"[...] o inóspito, árido e descurado processo encontra-se estreitamente relacionado com as correntes espirituais dos povos e [...] as suas diversas concretizações devem ser incluídas entre os mais importantes testemunhos da cultura" (F. Klein (1902))



16/03/2015

Jurisprudência (99)



Reg. 593/2008 (Roma I); interpretação e aplicação da lei estrangeira; 
perda do interesse do credor; resolução do contrato


1. É o seguinte o sumário de STJ 26/2/2015 (693/10.0TVPRT.C1.P1.S1):

I - Resultando da aplicação do disposto no n.º 1 do art. 4.º do Regulamento (CE) n.º 593/2008, de 04-07, do Parlamento e do Conselho ser aplicável uma lei estrangeira, o juiz do foro, em consonância com o disposto no n.º 1 do art. 23.º do CC, deve efectuar a respectiva interpretação no contexto do sistema a que pertence e de acordo com as regras interpretativas nele estabelecidas, o que impõe que se faça apelo à jurisprudência e doutrina dominantes no país de origem, que se tenha, como ponto de partida, a correcção da interpretação usual no Estado estrangeiro e que se actue com sensatez e prudência, de modo a colmatar a inerente menor familiarização com a lei estrangeira, só devendo tal interpretação ser afastada quando puder ser tida como inexacta.

II - Sendo aplicável à apreciação da questão da caducidade o Código Civil Espanhol e enquadrando-se duas das pretensões formuladas pela autora na previsão do art. 1486.º do mesmo diploma, há que considerar o prazo a que alude o art. 1490.º daquele diploma como sendo de caducidade, como uniformemente tido pela jurisprudência do Supremo Tribunal Espanhol e por grande parte da doutrina.

III - Resultando da facticidade provada que os vícios que afectam a máquina vendida pela recorrente impedem o seu uso na actividade comercial da recorrida, há que considerar, em face da jurisprudência do Supremo Tribunal Espanhol, que estamos perante o incumprimento da obrigação de entrega e não de meros vícios redibitórios que apenas desencadeiam as acções a que alude o art. 1486.º do Código Civil Espanhol.

IV - Não estando a acção resolutiva sujeita a prazo de caducidade, mas antes a um prazo de prescrição de 15 anos que ainda não havia decorrido ao tempo da propositura da presente acção, cabe concluir pela tempestividade da mesma.

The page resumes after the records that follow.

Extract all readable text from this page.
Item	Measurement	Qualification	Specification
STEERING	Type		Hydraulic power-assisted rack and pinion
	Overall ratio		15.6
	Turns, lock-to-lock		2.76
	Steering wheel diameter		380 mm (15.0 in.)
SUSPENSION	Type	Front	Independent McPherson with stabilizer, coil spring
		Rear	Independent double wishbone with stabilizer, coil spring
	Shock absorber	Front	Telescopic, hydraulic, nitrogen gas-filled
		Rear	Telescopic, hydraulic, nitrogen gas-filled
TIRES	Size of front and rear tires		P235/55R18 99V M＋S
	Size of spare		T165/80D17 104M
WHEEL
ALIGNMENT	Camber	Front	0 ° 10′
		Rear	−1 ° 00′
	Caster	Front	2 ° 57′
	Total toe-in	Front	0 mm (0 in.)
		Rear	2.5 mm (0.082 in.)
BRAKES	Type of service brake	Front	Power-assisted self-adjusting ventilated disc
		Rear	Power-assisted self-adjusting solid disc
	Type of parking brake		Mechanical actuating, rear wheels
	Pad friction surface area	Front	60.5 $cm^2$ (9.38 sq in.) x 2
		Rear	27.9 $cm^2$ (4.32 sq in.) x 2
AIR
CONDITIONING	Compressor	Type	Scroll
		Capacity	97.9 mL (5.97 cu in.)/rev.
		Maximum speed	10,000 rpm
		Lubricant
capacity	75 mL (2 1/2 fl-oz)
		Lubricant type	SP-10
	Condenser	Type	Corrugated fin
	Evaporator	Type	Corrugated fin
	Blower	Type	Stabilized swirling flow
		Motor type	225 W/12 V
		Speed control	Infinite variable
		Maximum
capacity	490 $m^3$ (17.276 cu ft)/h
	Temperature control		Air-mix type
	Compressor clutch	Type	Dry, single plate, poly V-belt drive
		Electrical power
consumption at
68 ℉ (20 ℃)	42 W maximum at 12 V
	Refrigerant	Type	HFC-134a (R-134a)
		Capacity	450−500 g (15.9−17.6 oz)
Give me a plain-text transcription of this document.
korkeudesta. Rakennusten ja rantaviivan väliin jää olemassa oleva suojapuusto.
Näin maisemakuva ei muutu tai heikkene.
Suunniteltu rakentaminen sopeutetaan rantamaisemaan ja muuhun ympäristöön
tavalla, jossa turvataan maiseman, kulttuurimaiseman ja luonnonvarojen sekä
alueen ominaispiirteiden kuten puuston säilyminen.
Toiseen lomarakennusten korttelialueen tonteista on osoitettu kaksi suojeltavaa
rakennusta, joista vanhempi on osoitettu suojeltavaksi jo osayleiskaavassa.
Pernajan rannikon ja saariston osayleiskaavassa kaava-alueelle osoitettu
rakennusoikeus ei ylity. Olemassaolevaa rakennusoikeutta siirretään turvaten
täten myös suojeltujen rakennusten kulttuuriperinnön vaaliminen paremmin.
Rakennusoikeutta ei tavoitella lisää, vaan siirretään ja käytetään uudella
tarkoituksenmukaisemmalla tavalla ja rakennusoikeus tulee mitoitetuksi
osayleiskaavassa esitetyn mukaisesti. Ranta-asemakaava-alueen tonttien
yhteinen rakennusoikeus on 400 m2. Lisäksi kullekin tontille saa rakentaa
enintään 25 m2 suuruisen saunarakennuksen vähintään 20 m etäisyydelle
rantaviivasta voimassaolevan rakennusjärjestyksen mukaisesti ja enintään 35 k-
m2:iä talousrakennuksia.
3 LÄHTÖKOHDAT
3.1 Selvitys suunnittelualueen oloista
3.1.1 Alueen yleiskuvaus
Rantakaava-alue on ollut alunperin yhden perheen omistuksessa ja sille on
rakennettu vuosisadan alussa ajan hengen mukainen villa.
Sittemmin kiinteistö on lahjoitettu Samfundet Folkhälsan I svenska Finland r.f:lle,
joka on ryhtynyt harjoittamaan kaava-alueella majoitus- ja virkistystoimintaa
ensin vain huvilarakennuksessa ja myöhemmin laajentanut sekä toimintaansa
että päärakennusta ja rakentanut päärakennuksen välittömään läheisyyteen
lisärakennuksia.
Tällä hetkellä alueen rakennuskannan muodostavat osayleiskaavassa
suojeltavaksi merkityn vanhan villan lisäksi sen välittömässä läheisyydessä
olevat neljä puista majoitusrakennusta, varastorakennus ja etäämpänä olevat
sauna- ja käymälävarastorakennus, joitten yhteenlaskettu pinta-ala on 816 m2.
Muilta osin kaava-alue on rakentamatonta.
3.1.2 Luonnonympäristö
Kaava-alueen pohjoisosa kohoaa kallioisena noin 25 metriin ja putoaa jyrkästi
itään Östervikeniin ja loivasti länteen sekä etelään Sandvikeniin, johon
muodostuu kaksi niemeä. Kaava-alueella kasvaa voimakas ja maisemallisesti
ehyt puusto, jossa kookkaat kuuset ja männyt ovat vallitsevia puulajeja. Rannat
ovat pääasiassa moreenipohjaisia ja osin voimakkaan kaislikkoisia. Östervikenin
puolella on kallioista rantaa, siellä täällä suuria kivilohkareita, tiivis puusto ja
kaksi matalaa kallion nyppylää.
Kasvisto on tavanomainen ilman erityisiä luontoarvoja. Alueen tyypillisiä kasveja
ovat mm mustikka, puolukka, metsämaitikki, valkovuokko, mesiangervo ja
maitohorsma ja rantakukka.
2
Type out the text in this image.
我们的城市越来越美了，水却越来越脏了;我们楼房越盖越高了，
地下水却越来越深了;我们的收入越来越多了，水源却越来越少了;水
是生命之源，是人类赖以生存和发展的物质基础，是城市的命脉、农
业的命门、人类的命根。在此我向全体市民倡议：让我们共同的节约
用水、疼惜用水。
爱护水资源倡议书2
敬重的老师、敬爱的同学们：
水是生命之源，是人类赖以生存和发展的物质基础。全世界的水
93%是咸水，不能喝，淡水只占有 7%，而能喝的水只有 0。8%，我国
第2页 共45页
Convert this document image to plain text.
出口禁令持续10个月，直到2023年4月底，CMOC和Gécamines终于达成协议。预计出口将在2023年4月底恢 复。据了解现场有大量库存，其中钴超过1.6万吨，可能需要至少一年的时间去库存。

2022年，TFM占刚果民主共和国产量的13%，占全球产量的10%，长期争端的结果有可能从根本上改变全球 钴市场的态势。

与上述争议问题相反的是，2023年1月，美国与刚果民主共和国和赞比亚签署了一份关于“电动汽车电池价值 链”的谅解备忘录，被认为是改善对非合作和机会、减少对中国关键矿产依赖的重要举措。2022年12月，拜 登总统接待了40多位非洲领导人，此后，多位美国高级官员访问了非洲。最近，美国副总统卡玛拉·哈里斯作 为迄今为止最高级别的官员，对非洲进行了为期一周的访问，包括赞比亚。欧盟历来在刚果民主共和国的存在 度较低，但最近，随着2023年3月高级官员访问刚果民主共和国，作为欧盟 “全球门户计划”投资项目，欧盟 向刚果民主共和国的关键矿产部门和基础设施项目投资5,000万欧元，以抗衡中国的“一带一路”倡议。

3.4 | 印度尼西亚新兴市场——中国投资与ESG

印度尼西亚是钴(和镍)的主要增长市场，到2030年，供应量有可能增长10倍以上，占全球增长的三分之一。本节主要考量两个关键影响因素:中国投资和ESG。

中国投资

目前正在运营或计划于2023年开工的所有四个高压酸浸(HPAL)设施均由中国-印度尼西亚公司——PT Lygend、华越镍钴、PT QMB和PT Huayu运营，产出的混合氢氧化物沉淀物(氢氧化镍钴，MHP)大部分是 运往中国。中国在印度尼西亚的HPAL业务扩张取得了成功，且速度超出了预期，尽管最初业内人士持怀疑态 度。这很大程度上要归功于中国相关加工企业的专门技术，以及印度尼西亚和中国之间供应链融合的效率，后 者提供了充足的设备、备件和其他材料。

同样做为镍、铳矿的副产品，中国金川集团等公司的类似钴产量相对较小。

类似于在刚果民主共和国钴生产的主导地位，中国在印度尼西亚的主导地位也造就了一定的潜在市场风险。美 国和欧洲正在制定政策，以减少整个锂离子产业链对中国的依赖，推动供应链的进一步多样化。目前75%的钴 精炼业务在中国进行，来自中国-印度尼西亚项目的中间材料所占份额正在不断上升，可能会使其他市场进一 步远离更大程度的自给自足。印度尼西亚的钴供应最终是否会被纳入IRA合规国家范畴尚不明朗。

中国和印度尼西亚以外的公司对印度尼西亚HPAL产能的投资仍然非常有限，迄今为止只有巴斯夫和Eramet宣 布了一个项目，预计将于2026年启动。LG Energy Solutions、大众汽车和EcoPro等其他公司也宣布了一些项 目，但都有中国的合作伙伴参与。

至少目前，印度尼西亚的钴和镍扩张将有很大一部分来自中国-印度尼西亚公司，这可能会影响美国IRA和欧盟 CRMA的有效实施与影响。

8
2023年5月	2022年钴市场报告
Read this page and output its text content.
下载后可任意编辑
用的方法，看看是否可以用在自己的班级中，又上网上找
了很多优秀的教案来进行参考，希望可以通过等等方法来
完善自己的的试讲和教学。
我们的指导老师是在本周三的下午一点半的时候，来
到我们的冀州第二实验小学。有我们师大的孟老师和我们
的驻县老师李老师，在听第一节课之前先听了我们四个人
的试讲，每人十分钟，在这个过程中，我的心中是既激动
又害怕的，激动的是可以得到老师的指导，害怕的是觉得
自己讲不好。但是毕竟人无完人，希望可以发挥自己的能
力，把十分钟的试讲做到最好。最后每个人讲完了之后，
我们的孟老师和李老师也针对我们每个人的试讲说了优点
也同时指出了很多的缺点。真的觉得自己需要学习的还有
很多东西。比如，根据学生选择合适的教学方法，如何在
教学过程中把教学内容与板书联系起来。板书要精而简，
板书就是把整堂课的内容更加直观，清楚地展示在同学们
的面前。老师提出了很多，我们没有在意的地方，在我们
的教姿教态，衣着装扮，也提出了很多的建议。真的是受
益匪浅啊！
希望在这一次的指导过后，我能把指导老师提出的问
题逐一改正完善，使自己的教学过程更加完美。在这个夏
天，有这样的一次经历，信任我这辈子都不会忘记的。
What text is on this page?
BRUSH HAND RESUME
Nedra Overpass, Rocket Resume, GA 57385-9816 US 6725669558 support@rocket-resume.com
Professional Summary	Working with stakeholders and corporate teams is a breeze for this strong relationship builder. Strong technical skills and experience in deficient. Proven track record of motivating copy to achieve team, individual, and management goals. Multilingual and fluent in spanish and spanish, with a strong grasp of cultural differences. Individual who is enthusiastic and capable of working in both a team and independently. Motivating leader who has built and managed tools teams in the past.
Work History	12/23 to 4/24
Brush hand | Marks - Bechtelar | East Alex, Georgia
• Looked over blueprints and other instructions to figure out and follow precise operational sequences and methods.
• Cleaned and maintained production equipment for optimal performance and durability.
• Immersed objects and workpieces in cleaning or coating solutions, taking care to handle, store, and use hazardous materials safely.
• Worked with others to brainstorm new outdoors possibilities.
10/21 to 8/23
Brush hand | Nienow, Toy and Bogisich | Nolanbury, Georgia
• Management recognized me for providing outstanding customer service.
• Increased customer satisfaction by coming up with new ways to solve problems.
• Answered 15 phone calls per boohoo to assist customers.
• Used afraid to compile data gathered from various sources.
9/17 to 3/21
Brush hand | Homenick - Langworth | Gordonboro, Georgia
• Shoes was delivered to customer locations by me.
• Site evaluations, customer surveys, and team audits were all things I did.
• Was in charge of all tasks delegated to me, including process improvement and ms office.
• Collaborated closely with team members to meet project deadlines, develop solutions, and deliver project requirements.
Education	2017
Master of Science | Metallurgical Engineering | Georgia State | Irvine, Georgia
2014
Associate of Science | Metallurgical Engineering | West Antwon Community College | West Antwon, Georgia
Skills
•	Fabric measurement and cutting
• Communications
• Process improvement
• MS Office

V - Devendo atender-se à lei portuguesa (i.e. a lei do país onde é cumprida a obrigação – cfr. n.º 2 do art. 12.º do Regulamento (CE) n.º 593/2008) no tocante às medidas que o credor deve tomar em caso de cumprimento defeituoso, a tutela do comprador reconhece-lhe o direito à anulação do contrato com base em erro ou dolo (art. 905.º ex vi art. 913.º do CC), à redução do preço (art. 911.º ex vi art. 913.º, ambos daquele diploma) e à reparação ou substituição da coisa (primeira parte do art. 914.º do mesmo diploma), só sendo admissível a resolução contratual caso se frustre a exigência do cumprimento perfeito do contrato consubstanciada no exercício destas duas últimas faculdades.

VI - Como deriva dos n.ºs 1 e 2 do art. 808.º do CC, para que a mora no cumprimento da prestação possa redundar numa situação de incumprimento definitivo, é imperioso que, além do mais, se verifique a perda de interesse do credor na execução da prestação.

VII - A perda de interesse que desencadeia a resolução do contrato há-de ser objectivamente evidenciada, a fim de evitar que o devedor fique sujeito ao capricho do credor ou que venha a ser confrontado com a invocação de razões banais ou infundadas para justificar a destruição do contrato.

VIII - Havendo que concluir pela licitude da resolução, o enquadramento factual provado não autoriza que o comportamento da recorrida se deva ter por contrário aos ditames da boa fé ou que evidencie qualquer actuação em abuso do direito.

2. O acórdão é modelar quanto à forma como aplica o direito estrangeiro, indicando claramente como este direito deve ser aplicado pelos tribunais portugueses e, em particular, chamando a atenção para a necessidade de considerar a jurisprudência do país de origem. O aresto encontra-se igualmemte bem fundamentado com base na jurisprudência -- também estrangeira -- e na doutrina.